Effects of image spatial resolution and statistical scale on water stress estimation performance of MGDEXG: A new crop water stress indicator derived from RGB images

• Published in: Agricultural water management Vol. 264; p. 107506
• Main Authors: Zhang, Liyuan, Zhang, Huihui, Han, Wenting, Niu, Yaxiao, Chávez, José L., Ma, Weitong
• Format: Journal Article
• Language: English
• Published: Elsevier B.V 30.04.2022
• Subjects: Canopy temperature; Crop water stress index; Deficit irrigation; Inter-field variability; UAV RGB images; Crop water stress index; Deficit irrigation; Inter-field variability; UAV RGB images; Canopy temperature
• ISSN: 0378-3774; 1873-2283
• DOI: 10.1016/j.agwat.2022.107506

To further explore the performance of the newly proposed crop water stress indicator - the Mean Value of Gaussian Distribution of Excess Green index (MGDEXG) for maize canopy in RGB imagery, studies were conducted in two maize fields with different irrigation levels during the 2015 and 2019 growing seasons.
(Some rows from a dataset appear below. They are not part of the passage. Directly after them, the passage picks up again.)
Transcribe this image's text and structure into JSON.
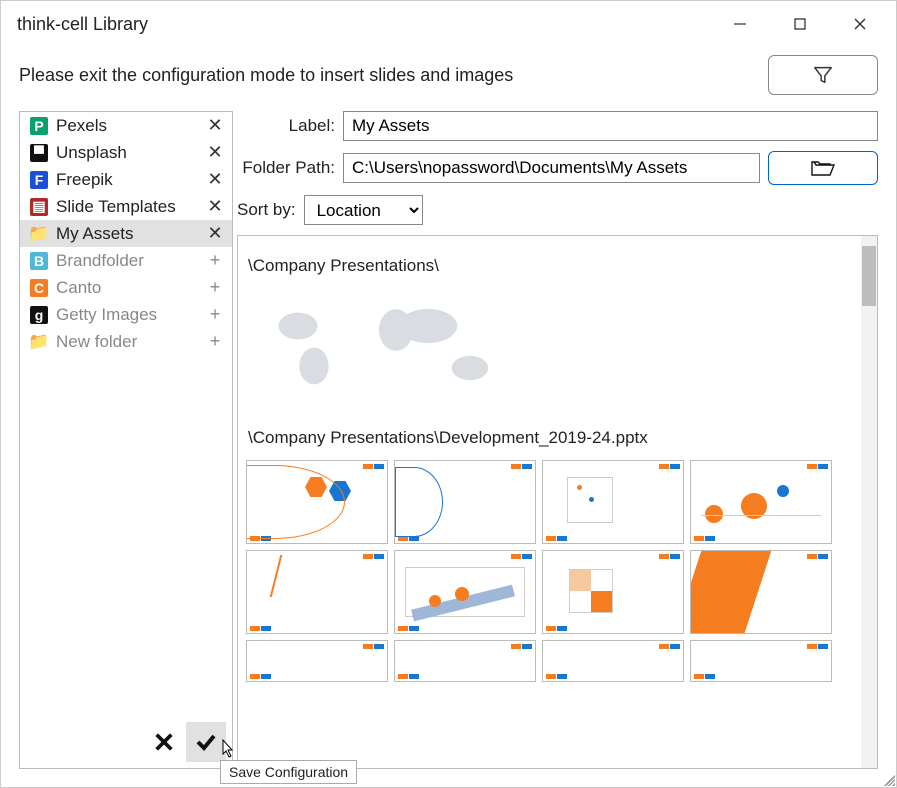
{
  "window": {
    "title": "think-cell Library"
  },
  "instruction": "Please exit the configuration mode to insert slides and images",
  "sidebar": {
    "items": [
      {
        "label": "Pexels",
        "icon_bg": "#0aa06e",
        "icon_char": "P",
        "action": "✕",
        "dim": false,
        "selected": false
      },
      {
        "label": "Unsplash",
        "icon_bg": "#111111",
        "icon_char": "▀",
        "action": "✕",
        "dim": false,
        "selected": false
      },
      {
        "label": "Freepik",
        "icon_bg": "#1e4fd8",
        "icon_char": "F",
        "action": "✕",
        "dim": false,
        "selected": false
      },
      {
        "label": "Slide Templates",
        "icon_bg": "#b02a2a",
        "icon_char": "▤",
        "action": "✕",
        "dim": false,
        "selected": false
      },
      {
        "label": "My Assets",
        "icon_bg": "#f5c04a",
        "icon_char": "📁",
        "action": "✕",
        "dim": false,
        "selected": true
      },
      {
        "label": "Brandfolder",
        "icon_bg": "#4fb7d9",
        "icon_char": "B",
        "action": "+",
        "dim": true,
        "selected": false
      },
      {
        "label": "Canto",
        "icon_bg": "#f57c1f",
        "icon_char": "C",
        "action": "+",
        "dim": true,
        "selected": false
      },
      {
        "label": "Getty Images",
        "icon_bg": "#111111",
        "icon_char": "g",
        "action": "+",
        "dim": true,
        "selected": false
      },
      {
        "label": "New folder",
        "icon_bg": "#f5c04a",
        "icon_char": "📁",
        "action": "+",
        "dim": true,
        "selected": false
      }
    ]
  },
  "fields": {
    "label_caption": "Label:",
    "label_value": "My Assets",
    "path_caption": "Folder Path:",
    "path_value": "C:\\Users\\nopassword\\Documents\\My Assets"
  },
  "sort": {
    "caption": "Sort by:",
    "value": "Location"
  },
  "preview": {
    "group1": "\\Company Presentations\\",
    "group2": "\\Company Presentations\\Development_2019-24.pptx"
  },
  "tooltip": "Save Configuration"
}
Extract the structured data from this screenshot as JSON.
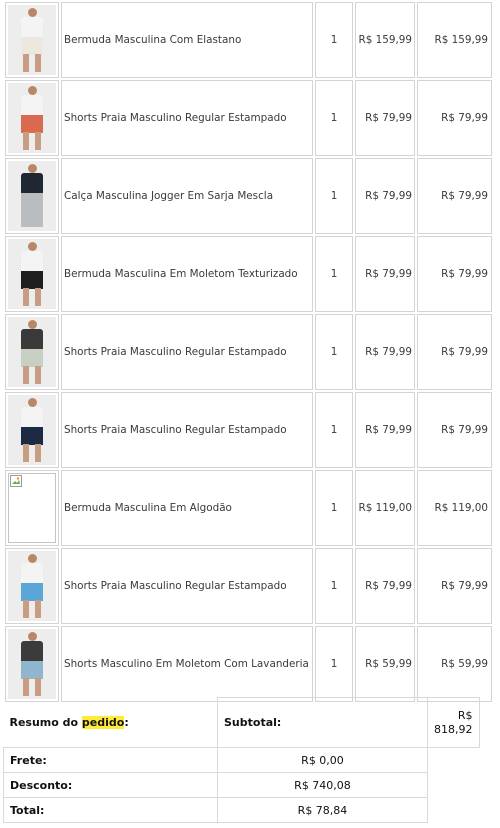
{
  "items": [
    {
      "name": "Bermuda Masculina Com Elastano",
      "qty": "1",
      "price": "R$ 159,99",
      "total": "R$ 159,99",
      "image": "product-photo",
      "colors": {
        "top": "#f4f4f4",
        "bottom": "#ece8dd"
      }
    },
    {
      "name": "Shorts Praia Masculino Regular Estampado",
      "qty": "1",
      "price": "R$ 79,99",
      "total": "R$ 79,99",
      "image": "product-photo",
      "colors": {
        "top": "#f4f4f4",
        "bottom": "#d9694f"
      }
    },
    {
      "name": "Calça Masculina Jogger Em Sarja Mescla",
      "qty": "1",
      "price": "R$ 79,99",
      "total": "R$ 79,99",
      "image": "product-photo",
      "colors": {
        "top": "#1f2733",
        "bottom": "#b9bdbf"
      }
    },
    {
      "name": "Bermuda Masculina Em Moletom Texturizado",
      "qty": "1",
      "price": "R$ 79,99",
      "total": "R$ 79,99",
      "image": "product-photo",
      "colors": {
        "top": "#f4f4f4",
        "bottom": "#1e1e1e"
      }
    },
    {
      "name": "Shorts Praia Masculino Regular Estampado",
      "qty": "1",
      "price": "R$ 79,99",
      "total": "R$ 79,99",
      "image": "product-photo",
      "colors": {
        "top": "#3a3a3a",
        "bottom": "#c8cfc3"
      }
    },
    {
      "name": "Shorts Praia Masculino Regular Estampado",
      "qty": "1",
      "price": "R$ 79,99",
      "total": "R$ 79,99",
      "image": "product-photo",
      "colors": {
        "top": "#f4f4f4",
        "bottom": "#1d2a44"
      }
    },
    {
      "name": "Bermuda Masculina Em Algodão",
      "qty": "1",
      "price": "R$ 119,00",
      "total": "R$ 119,00",
      "image": "broken-image",
      "colors": {
        "top": "#ffffff",
        "bottom": "#ffffff"
      }
    },
    {
      "name": "Shorts Praia Masculino Regular Estampado",
      "qty": "1",
      "price": "R$ 79,99",
      "total": "R$ 79,99",
      "image": "product-photo",
      "colors": {
        "top": "#f4f4f4",
        "bottom": "#5aa6d6"
      }
    },
    {
      "name": "Shorts Masculino Em Moletom Com Lavanderia",
      "qty": "1",
      "price": "R$ 59,99",
      "total": "R$ 59,99",
      "image": "product-photo",
      "colors": {
        "top": "#3b3b3b",
        "bottom": "#8fb6cf"
      }
    }
  ],
  "summary": {
    "title_prefix": "Resumo do ",
    "title_highlight": "pedido",
    "title_suffix": ":",
    "subtotal_label": "Subtotal:",
    "subtotal_value": "R$ 818,92",
    "frete_label": "Frete:",
    "frete_value": "R$ 0,00",
    "desconto_label": "Desconto:",
    "desconto_value": "R$ 740,08",
    "total_label": "Total:",
    "total_value": "R$ 78,84",
    "highlight_color": "#ffeb3b"
  }
}
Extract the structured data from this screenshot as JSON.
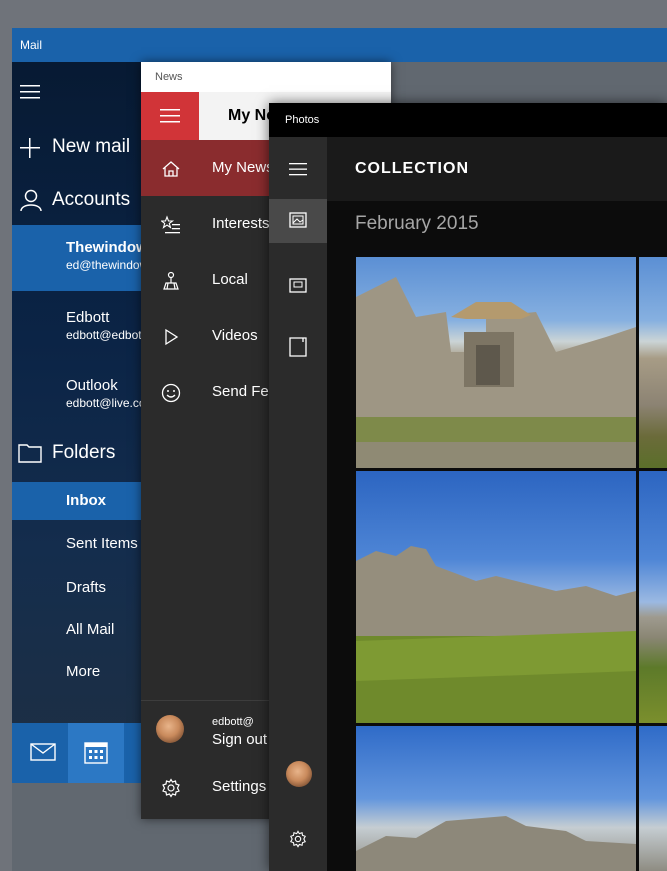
{
  "mail": {
    "title": "Mail",
    "new_mail": "New mail",
    "accounts": "Accounts",
    "account_list": [
      {
        "name": "Thewindowsclub",
        "email": "ed@thewindowsclub.com"
      },
      {
        "name": "Edbott",
        "email": "edbott@edbott.com"
      },
      {
        "name": "Outlook",
        "email": "edbott@live.com"
      }
    ],
    "folders_heading": "Folders",
    "folders": [
      "Inbox",
      "Sent Items",
      "Drafts",
      "All Mail",
      "More"
    ]
  },
  "news": {
    "title": "News",
    "header": "My News",
    "nav": [
      {
        "label": "My News",
        "icon": "home-icon"
      },
      {
        "label": "Interests",
        "icon": "star-list-icon"
      },
      {
        "label": "Local",
        "icon": "local-icon"
      },
      {
        "label": "Videos",
        "icon": "play-icon"
      },
      {
        "label": "Send Feedback",
        "icon": "smiley-icon"
      }
    ],
    "user_email": "edbott@",
    "sign_out": "Sign out",
    "settings": "Settings"
  },
  "photos": {
    "title": "Photos",
    "section": "COLLECTION",
    "date_group": "February 2015"
  },
  "colors": {
    "mail_accent": "#1a62aa",
    "news_accent": "#d13438",
    "news_selected": "#8a2c2e"
  }
}
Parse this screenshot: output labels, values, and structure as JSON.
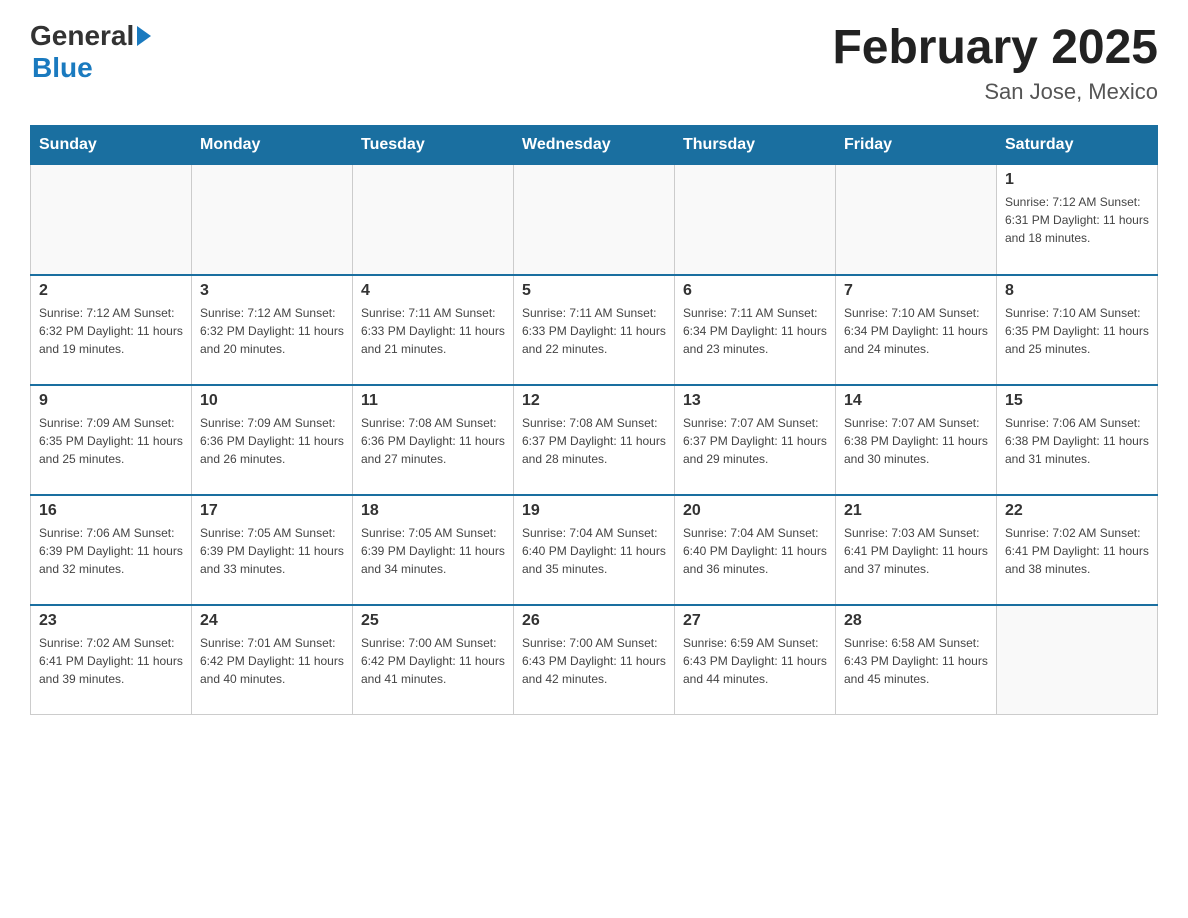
{
  "header": {
    "logo": {
      "general": "General",
      "blue": "Blue",
      "arrow": "▶"
    },
    "title": "February 2025",
    "subtitle": "San Jose, Mexico"
  },
  "weekdays": [
    "Sunday",
    "Monday",
    "Tuesday",
    "Wednesday",
    "Thursday",
    "Friday",
    "Saturday"
  ],
  "weeks": [
    [
      {
        "day": "",
        "info": ""
      },
      {
        "day": "",
        "info": ""
      },
      {
        "day": "",
        "info": ""
      },
      {
        "day": "",
        "info": ""
      },
      {
        "day": "",
        "info": ""
      },
      {
        "day": "",
        "info": ""
      },
      {
        "day": "1",
        "info": "Sunrise: 7:12 AM\nSunset: 6:31 PM\nDaylight: 11 hours and 18 minutes."
      }
    ],
    [
      {
        "day": "2",
        "info": "Sunrise: 7:12 AM\nSunset: 6:32 PM\nDaylight: 11 hours and 19 minutes."
      },
      {
        "day": "3",
        "info": "Sunrise: 7:12 AM\nSunset: 6:32 PM\nDaylight: 11 hours and 20 minutes."
      },
      {
        "day": "4",
        "info": "Sunrise: 7:11 AM\nSunset: 6:33 PM\nDaylight: 11 hours and 21 minutes."
      },
      {
        "day": "5",
        "info": "Sunrise: 7:11 AM\nSunset: 6:33 PM\nDaylight: 11 hours and 22 minutes."
      },
      {
        "day": "6",
        "info": "Sunrise: 7:11 AM\nSunset: 6:34 PM\nDaylight: 11 hours and 23 minutes."
      },
      {
        "day": "7",
        "info": "Sunrise: 7:10 AM\nSunset: 6:34 PM\nDaylight: 11 hours and 24 minutes."
      },
      {
        "day": "8",
        "info": "Sunrise: 7:10 AM\nSunset: 6:35 PM\nDaylight: 11 hours and 25 minutes."
      }
    ],
    [
      {
        "day": "9",
        "info": "Sunrise: 7:09 AM\nSunset: 6:35 PM\nDaylight: 11 hours and 25 minutes."
      },
      {
        "day": "10",
        "info": "Sunrise: 7:09 AM\nSunset: 6:36 PM\nDaylight: 11 hours and 26 minutes."
      },
      {
        "day": "11",
        "info": "Sunrise: 7:08 AM\nSunset: 6:36 PM\nDaylight: 11 hours and 27 minutes."
      },
      {
        "day": "12",
        "info": "Sunrise: 7:08 AM\nSunset: 6:37 PM\nDaylight: 11 hours and 28 minutes."
      },
      {
        "day": "13",
        "info": "Sunrise: 7:07 AM\nSunset: 6:37 PM\nDaylight: 11 hours and 29 minutes."
      },
      {
        "day": "14",
        "info": "Sunrise: 7:07 AM\nSunset: 6:38 PM\nDaylight: 11 hours and 30 minutes."
      },
      {
        "day": "15",
        "info": "Sunrise: 7:06 AM\nSunset: 6:38 PM\nDaylight: 11 hours and 31 minutes."
      }
    ],
    [
      {
        "day": "16",
        "info": "Sunrise: 7:06 AM\nSunset: 6:39 PM\nDaylight: 11 hours and 32 minutes."
      },
      {
        "day": "17",
        "info": "Sunrise: 7:05 AM\nSunset: 6:39 PM\nDaylight: 11 hours and 33 minutes."
      },
      {
        "day": "18",
        "info": "Sunrise: 7:05 AM\nSunset: 6:39 PM\nDaylight: 11 hours and 34 minutes."
      },
      {
        "day": "19",
        "info": "Sunrise: 7:04 AM\nSunset: 6:40 PM\nDaylight: 11 hours and 35 minutes."
      },
      {
        "day": "20",
        "info": "Sunrise: 7:04 AM\nSunset: 6:40 PM\nDaylight: 11 hours and 36 minutes."
      },
      {
        "day": "21",
        "info": "Sunrise: 7:03 AM\nSunset: 6:41 PM\nDaylight: 11 hours and 37 minutes."
      },
      {
        "day": "22",
        "info": "Sunrise: 7:02 AM\nSunset: 6:41 PM\nDaylight: 11 hours and 38 minutes."
      }
    ],
    [
      {
        "day": "23",
        "info": "Sunrise: 7:02 AM\nSunset: 6:41 PM\nDaylight: 11 hours and 39 minutes."
      },
      {
        "day": "24",
        "info": "Sunrise: 7:01 AM\nSunset: 6:42 PM\nDaylight: 11 hours and 40 minutes."
      },
      {
        "day": "25",
        "info": "Sunrise: 7:00 AM\nSunset: 6:42 PM\nDaylight: 11 hours and 41 minutes."
      },
      {
        "day": "26",
        "info": "Sunrise: 7:00 AM\nSunset: 6:43 PM\nDaylight: 11 hours and 42 minutes."
      },
      {
        "day": "27",
        "info": "Sunrise: 6:59 AM\nSunset: 6:43 PM\nDaylight: 11 hours and 44 minutes."
      },
      {
        "day": "28",
        "info": "Sunrise: 6:58 AM\nSunset: 6:43 PM\nDaylight: 11 hours and 45 minutes."
      },
      {
        "day": "",
        "info": ""
      }
    ]
  ]
}
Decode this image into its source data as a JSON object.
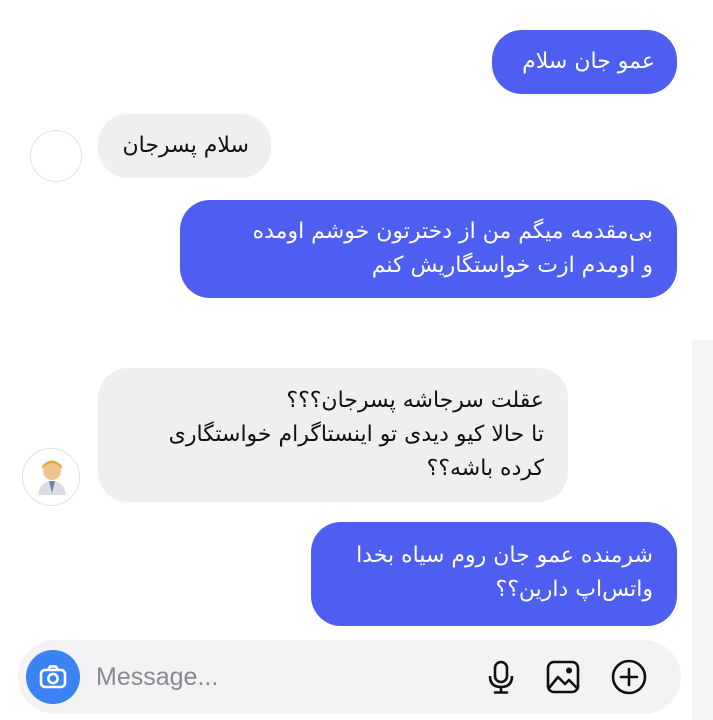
{
  "messages": [
    {
      "direction": "sent",
      "text": "عمو جان سلام"
    },
    {
      "direction": "received",
      "text": "سلام پسرجان"
    },
    {
      "direction": "sent",
      "text": "بی‌مقدمه میگم من از دخترتون خوشم اومده\nو اومدم ازت خواستگاریش کنم"
    },
    {
      "direction": "received",
      "text": "عقلت سرجاشه پسرجان؟؟؟\nتا حالا کیو دیدی تو اینستاگرام خواستگاری\nکرده باشه؟؟"
    },
    {
      "direction": "sent",
      "text": "شرمنده عمو جان روم سیاه بخدا\nواتس‌اپ دارین؟؟"
    }
  ],
  "composer": {
    "placeholder": "Message...",
    "icons": [
      "camera-icon",
      "microphone-icon",
      "gallery-icon",
      "add-icon"
    ]
  },
  "colors": {
    "sent_bubble": "#4d5ef0",
    "received_bubble": "#efeff0",
    "camera_button": "#3b82f2"
  }
}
Specifically, the effects of spatial resolution of RGB images collected by both ground and UAV platforms, and segmentation scale of UAV RGB orthophoto on the performance of MGDEXG were investigated, and MGDEXG maps were derived based on UAV RGB orthophoto to monitor maize water status and its inter-field variability. The results show that when the spatial resolution of ground RGB images (2.4 mm) was resized by bilinear interpolation algorithm to 4.8, 9.6, 19.2, 38.4, and 76.8 mm, similar water estimation performances of MGDEXG were observed when compared to the crop water stress index (CWSI), with R2 values ranging 0.80–0.83. However, the processing time per RGB image with 2.4 mm spatial resolution was greatly reduced from 232.26 s to 0.32 s when the resolution was reduced by 32 times, providing a better opportunity to obtain MGDEXG in real-time. When UAV RGB images with two spatial resolutions of 2.7 mm and 14.7 mm were adopted, a poor water stress estimation performance was observed for the lower resolution with R2 of 0.62 and RMSE of 0.12 mol·m-2·s-1 for the maize stomatal conductance. The possible reason could be the errors introduced during the mosaicking process. When segmentation scales of 2 m x 2 m, 4 m x 4 m, 6 m x 6 m, 8 m x 8 m, 10 m x 10 m, and 12 m x 12 m were adopted to crop UAV RGB orthophoto, similar results were also observed. Finally, MGDEXG maps were derived from UAV RGB orthophoto. Overall, this study demonstrated that the water stress estimation performance of MGDEXG index was not affected by image spatial resolution and statistical scale, and MGDEXG maps could be successfully acquired by a UAV RGB remote sensing platform with the advantages of low cost and easy to be adopted by users. •The performance of MGDEXG was further investigated in two maize growing seasons.•The image spatial resolution does not affect the performance of MGDEXG.•The high processing efficiency provides the opportunity to obtain real-time MGDEXG.•The MGDEXG map could be successfully derived from UAV RGB images.•The MGDEXG is much cheaper and easier to be adopted and implemented by users.